O nome de Damaris Vitória Kremer da Rosa, de apenas 26 anos, voltou a aparecer nas manchetes — mas, desta vez, por um motivo que dói ainda mais. Depois de passar seis longos anos presa injustamente, ela morreu pouco mais de dois meses após ser absolvida. A causa: um câncer de colo do útero, descoberto enquanto ainda estava atrás das grades.

Damaris havia sido acusada de envolvimento no assassinato de Daniel Gomes Soveral, ocorrido em novembro de 2018, na pequena cidade de Salto do Jacuí, no interior do Rio Grande do Sul. De acordo com o processo, ela teria “atraído” a vítima, com quem mantinha um relacionamento, para uma emboscada que resultou em sua morte. O corpo de Daniel foi encontrado carbonizado. Em 2019, a jovem foi presa preventivamente, e dali em diante começou uma das histórias mais tristes e revoltantes que se tem notícia nos últimos anos.

Durante o julgamento, a defesa mostrou que Damaris não teve participação alguma no crime. Na verdade, ela havia sido vítima: contou ao namorado da época que havia sido estuprada por Daniel. O rapaz, tomado pela raiva, teria cometido o homicídio sozinho, sem que ela soubesse. Mesmo assim, Damaris acabou sendo mantida na prisão — um erro que custaria sua saúde e, mais tarde, sua vida.

Enquanto estava detida, começou a sentir dores fortes no abdômen e sangramentos vaginais. A defesa pediu sua liberação para exames médicos, mas o Ministério Público não aceitou, e a Justiça indeferiu o pedido. Segundo a advogada Rebeca Canabarro, foram meses de luta para garantir o mínimo de dignidade à sua cliente.

“Eu manifestei várias vezes que ela estava com câncer e precisava de atendimento hospitalar.

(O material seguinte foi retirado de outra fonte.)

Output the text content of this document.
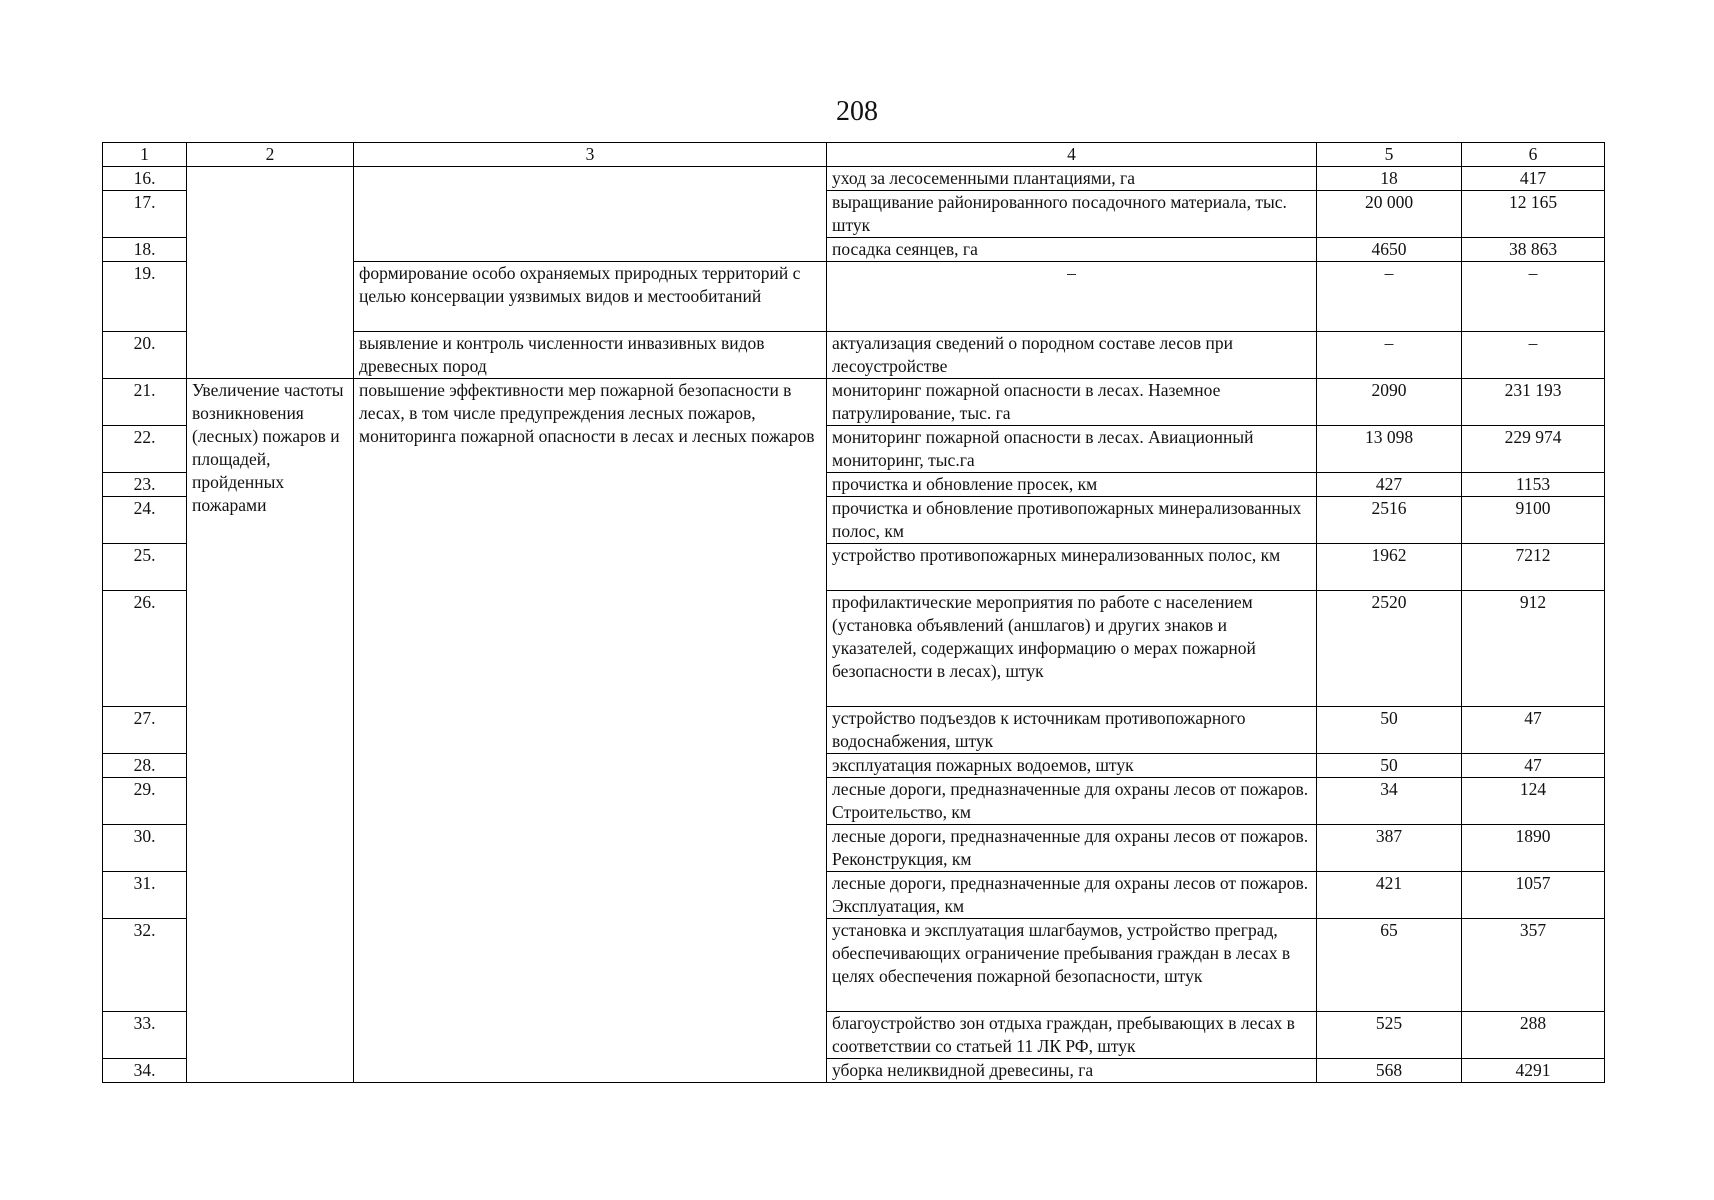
208
1	2	3	4	5	6
16.			уход за лесосеменными плантациями, га	18	417
17.			выращивание районированного посадочного материала, тыс. штук	20 000	12 165
18.			посадка сеянцев, га	4650	38 863
19.		формирование особо охраняемых природных территорий с целью консервации уязвимых видов и местообитаний	–	–	–
20.		выявление и контроль численности инвазивных видов древесных пород	актуализация сведений о породном составе лесов при лесоустройстве	–	–
21.	Увеличение частоты возникновения (лесных) пожаров и площадей, пройденных пожарами	повышение эффективности мер пожарной безопасности в лесах, в том числе предупреждения лесных пожаров, мониторинга пожарной опасности в лесах и лесных пожаров	мониторинг пожарной опасности в лесах. Наземное патрулирование, тыс. га	2090	231 193
22.			мониторинг пожарной опасности в лесах. Авиационный мониторинг, тыс.га	13 098	229 974
23.			прочистка и обновление просек, км	427	1153
24.			прочистка и обновление противопожарных минерализованных полос, км	2516	9100
25.			устройство противопожарных минерализованных полос, км	1962	7212
26.			профилактические мероприятия по работе с населением (установка объявлений (аншлагов) и других знаков и указателей, содержащих информацию о мерах пожарной безопасности в лесах), штук	2520	912
27.			устройство подъездов к источникам противопожарного водоснабжения, штук	50	47
28.			эксплуатация пожарных водоемов, штук	50	47
29.			лесные дороги, предназначенные для охраны лесов от пожаров. Строительство, км	34	124
30.			лесные дороги, предназначенные для охраны лесов от пожаров. Реконструкция, км	387	1890
31.			лесные дороги, предназначенные для охраны лесов от пожаров. Эксплуатация, км	421	1057
32.			установка и эксплуатация шлагбаумов, устройство преград, обеспечивающих ограничение пребывания граждан в лесах в целях обеспечения пожарной безопасности, штук	65	357
33.			благоустройство зон отдыха граждан, пребывающих в лесах в соответствии со статьей 11 ЛК РФ, штук	525	288
34.			уборка неликвидной древесины, га	568	4291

Cheguei a pedir que tirassem a tornozeleira, porque os exames estavam sendo feitos com ela no corpo. Nada foi atendido”, relatou a advogada ao g1.

O descaso foi tamanho que Damaris chegou a ser transferida diversas vezes entre penitenciárias, passando por Sobradinho, Santa Maria, Rio Pardo e Lajeado. As constantes mudanças dificultaram o tratamento e agravaram o quadro clínico. Em março deste ano, a prisão foi convertida em domiciliar, quando o câncer já estava avançado.

Em agosto, enfim, veio o reconhecimento de sua inocência. O Conselho de Sentença a absolveu de todas as acusações por falta de provas. Mas já era tarde. O organismo fragilizado pela doença não resistiu. Exatos 74 dias depois da decisão judicial, Damaris faleceu.

A morte da jovem levanta uma série de questionamentos sobre o sistema prisional e a forma como o Estado trata pessoas sob custódia. Quantas outras “Damaris” não estão hoje em alguma cela, sem acesso a um exame básico, à espera de uma decisão que pode nunca chegar?

Mais do que um caso jurídico, essa é uma história humana — de uma mulher que perdeu tudo: liberdade, saúde e tempo. Uma vida que poderia ter sido poupada se houvesse empatia, sensibilidade e, sobretudo, justiça.

Agora, familiares e amigos tentam preservar sua memória e cobrar responsabilização. A dor que fica é a de saber que Damaris lutou até o fim para provar sua inocência — e conseguiu. Mas não teve tempo de desfrutar da liberdade pela qual esperou durante seis anos.